A long time ago – spring of 2016 – I wrote a couple of pieces that asked a simple question: what the hell did Trump want with the presidency? I postulated then that he would never abide by the Constitution, that he would use it to enrich himself, that he was only interested in what he could get from it. I was right on every single point. The one thing I did not foresee – or rather, did not want to consider – was that we would have a perfect storm in which he might want to grab total power, overthrow our Constitution, and wreck the very foundation of our democracy.
That’s where we stand today.
That’s what scares me. Not the rioting. Not the protesting. Not the coronavirus.
That this nation we love, whose history I have studied most of my life, whose Founding Fathers fought and died in order to create it, will be destroyed. That the reputation we started to build with Teddy Roosevelt as a world superpower and peace broker will be irrevocably destroyed, and we will become instead the largest banana republic in the world.
Is this how American colonists felt, in the 1760s and 1770s? When their protests and non-importation agreements worked, they were happy to remain part of the British Empire. When they stopped working, however, it was time to ask: what do we do now? Do we take the step off, into the abyss? Do we suck it up and continue on? At what point is living under tyranny no longer tolerable or possible?
Is this what it felt like in the 1950s, and especially the 1960s, as Freedom Riders were attacked, as men like Medgar Evers and Martin Luther King Jr. were killed, as Watts burned and men like Bull Conner vowed that he would ‘die trying’ to keep segregation as the law? As peaceful marchers were met with fire hoses and attack dogs as they crossed the Edmund Pettus Bridge – a bridge, I might add, named for a KKK Grand Dragon of all disgusting things?

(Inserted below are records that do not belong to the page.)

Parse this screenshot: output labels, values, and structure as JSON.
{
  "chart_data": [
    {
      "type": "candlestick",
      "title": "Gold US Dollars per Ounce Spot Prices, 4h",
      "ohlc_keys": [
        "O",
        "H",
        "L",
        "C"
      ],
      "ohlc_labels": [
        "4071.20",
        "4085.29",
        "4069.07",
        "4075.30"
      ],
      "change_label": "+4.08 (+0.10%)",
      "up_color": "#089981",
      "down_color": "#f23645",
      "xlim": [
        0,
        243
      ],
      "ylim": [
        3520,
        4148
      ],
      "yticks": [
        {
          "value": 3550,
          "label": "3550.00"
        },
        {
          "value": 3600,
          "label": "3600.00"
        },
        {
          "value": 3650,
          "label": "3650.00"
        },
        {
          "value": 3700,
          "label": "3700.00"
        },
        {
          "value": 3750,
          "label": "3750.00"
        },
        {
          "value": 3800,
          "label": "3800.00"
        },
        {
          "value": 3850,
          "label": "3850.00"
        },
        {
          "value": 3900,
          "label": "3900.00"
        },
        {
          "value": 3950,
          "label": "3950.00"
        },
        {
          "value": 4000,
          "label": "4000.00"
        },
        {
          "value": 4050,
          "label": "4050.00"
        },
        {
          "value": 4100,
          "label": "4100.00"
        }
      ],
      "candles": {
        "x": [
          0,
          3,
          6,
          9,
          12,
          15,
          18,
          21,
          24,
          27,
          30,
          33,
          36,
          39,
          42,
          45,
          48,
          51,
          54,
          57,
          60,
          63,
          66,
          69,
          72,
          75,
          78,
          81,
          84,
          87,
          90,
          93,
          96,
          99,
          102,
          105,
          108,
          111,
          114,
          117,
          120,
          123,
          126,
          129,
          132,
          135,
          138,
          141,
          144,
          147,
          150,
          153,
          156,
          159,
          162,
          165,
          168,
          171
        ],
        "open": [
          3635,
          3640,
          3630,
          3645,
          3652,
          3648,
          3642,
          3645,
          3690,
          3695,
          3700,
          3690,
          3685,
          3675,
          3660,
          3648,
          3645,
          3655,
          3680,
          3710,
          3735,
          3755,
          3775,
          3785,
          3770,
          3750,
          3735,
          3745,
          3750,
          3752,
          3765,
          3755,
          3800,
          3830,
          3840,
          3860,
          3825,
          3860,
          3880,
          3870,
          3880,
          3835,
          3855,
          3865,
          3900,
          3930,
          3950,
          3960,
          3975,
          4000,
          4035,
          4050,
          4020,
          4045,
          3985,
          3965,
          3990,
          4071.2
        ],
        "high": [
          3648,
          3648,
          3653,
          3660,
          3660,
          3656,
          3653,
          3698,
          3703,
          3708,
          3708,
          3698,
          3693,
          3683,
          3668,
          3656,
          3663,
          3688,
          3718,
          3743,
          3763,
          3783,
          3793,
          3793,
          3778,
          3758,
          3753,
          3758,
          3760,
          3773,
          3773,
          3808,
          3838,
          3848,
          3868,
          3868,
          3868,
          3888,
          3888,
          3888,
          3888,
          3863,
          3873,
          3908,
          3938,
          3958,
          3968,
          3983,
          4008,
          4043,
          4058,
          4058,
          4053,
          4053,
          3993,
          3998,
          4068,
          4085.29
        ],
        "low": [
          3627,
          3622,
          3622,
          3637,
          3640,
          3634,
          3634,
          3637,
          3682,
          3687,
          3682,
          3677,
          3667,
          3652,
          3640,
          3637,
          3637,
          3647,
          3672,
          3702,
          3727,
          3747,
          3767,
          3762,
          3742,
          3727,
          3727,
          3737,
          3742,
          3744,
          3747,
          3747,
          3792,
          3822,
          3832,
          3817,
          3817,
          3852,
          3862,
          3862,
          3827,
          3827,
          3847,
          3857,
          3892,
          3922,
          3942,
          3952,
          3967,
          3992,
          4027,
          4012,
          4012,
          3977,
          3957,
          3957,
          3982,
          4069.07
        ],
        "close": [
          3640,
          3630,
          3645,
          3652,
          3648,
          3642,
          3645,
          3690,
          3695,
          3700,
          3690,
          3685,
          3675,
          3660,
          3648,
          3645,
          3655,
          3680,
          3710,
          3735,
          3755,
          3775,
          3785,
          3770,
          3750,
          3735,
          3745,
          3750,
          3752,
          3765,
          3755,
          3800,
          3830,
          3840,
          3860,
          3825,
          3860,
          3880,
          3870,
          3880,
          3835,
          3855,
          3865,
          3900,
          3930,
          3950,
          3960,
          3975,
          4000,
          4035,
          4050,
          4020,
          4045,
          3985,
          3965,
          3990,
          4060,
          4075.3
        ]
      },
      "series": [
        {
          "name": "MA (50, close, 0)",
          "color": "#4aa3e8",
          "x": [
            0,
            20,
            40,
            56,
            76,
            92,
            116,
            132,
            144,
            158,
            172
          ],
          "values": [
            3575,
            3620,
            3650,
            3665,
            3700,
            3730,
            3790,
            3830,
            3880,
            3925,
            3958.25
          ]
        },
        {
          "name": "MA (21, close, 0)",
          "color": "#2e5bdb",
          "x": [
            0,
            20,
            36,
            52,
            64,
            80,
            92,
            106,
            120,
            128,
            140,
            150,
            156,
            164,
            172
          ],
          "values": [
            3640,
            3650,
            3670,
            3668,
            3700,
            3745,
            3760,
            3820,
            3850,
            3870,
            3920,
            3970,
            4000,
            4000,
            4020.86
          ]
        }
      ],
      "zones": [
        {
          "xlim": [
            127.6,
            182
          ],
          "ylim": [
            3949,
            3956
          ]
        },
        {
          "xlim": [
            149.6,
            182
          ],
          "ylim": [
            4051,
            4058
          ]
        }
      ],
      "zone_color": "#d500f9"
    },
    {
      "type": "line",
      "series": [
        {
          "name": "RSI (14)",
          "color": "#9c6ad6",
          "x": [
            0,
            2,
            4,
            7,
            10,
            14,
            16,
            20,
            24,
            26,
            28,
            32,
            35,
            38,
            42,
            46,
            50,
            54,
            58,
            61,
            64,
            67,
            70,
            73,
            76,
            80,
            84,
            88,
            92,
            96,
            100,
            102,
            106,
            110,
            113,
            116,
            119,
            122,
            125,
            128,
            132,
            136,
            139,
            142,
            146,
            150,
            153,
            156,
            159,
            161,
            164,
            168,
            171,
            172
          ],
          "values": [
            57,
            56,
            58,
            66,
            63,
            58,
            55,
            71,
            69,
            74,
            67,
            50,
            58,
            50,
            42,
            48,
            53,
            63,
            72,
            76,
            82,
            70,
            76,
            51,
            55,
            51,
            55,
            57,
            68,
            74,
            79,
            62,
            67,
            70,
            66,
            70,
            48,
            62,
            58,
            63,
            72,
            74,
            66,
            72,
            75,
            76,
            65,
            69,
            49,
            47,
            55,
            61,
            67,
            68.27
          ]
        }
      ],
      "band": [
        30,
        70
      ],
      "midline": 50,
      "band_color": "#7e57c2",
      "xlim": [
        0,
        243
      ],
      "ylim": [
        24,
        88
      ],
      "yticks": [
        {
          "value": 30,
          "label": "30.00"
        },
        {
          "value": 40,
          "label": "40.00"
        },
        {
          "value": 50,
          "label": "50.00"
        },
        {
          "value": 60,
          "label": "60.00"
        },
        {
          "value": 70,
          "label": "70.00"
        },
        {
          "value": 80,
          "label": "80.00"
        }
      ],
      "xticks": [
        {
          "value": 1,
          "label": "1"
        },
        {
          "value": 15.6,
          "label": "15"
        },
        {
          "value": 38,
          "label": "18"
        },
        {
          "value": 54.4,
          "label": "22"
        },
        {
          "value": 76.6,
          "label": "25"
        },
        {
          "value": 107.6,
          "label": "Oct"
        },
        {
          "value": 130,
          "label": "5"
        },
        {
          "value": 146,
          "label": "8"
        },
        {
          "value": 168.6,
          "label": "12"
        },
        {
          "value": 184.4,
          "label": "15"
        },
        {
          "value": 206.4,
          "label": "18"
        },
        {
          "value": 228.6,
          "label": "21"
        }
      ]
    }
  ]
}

No. It couldn’t have been. Because both times, we had real leadership. We had rioting Sons of Liberty, yes – but we also had the Committees of Correspondence, and later the Continental Congress, to lead the way. We had men like George Washington to lend a steadying hand. We had men like Kennedy, Johnson, and Eisenhower to provide us with thoughtful, real leadership and guide us through two of the most turbulent decades in our short history. We had men in the highest office of the land who were real leaders.
But we don’t have that now. Not from the top. For the first time in history that I can think of, what we have is leadership from the states. Not the federal government. The states.
We stand at the brink. It will take only a small thing to tip us into the abyss.